My group of high school friends found out that I was adopted when we were in our senior year. And no one ever made any difference. But I did feel different about being adopted.
Over the years, I learned that adoption is not a state, it’s just a way of being family. ‘Being adopted’ creates a stigma. Today I prefer to say ‘I was adopted’. There are no mothers of the heart or children of the heart. We are all children, like everyone else, with full rights. And adoptive parents are parents with full rights and responsibilities, just like any other parent.

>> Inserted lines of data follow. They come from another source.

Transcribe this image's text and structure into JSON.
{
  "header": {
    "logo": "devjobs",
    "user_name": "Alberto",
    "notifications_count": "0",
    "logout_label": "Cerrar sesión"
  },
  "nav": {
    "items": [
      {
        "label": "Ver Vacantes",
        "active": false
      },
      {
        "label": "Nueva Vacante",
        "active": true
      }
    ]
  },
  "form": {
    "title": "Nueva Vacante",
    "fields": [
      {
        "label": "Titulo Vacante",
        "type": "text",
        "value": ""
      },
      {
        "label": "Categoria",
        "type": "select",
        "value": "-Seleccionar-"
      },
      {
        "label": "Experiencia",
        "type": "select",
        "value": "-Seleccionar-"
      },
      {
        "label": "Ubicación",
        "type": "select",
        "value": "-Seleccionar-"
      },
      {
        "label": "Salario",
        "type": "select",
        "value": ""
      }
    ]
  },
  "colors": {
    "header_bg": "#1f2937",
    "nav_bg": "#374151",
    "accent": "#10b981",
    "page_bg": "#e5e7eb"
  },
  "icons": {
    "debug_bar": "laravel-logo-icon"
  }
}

Today I can say that I am a happy man. I am a lucky man. I have three children whom I love and enjoy every day. And I found ‘the mountain’ as a way of life. I am a mountaineer, and an instructor. I like to go to the mountain, with people and also alone. At the top, I like to meet other people and also myself, in the solitude of the abyss. Reaching the top of a mountain generates the desire to ‘meet’. The personal achievement of climbing a mountain and reaching the top, gives me a lot of happiness, yes. But this is only a part. The true summit is the desire that it generates, going down again and meeting my people. My children, my neighbors, my students, my classmates.
Since my first day in this world, I’ve ‘climbed a lot of mountains’ and I still do. But I have also reached the top, yes.
Today I feel complete, I am happy.

Roberto lives in Neuquén. He is a political marketing analyst but he works as a mountaineer.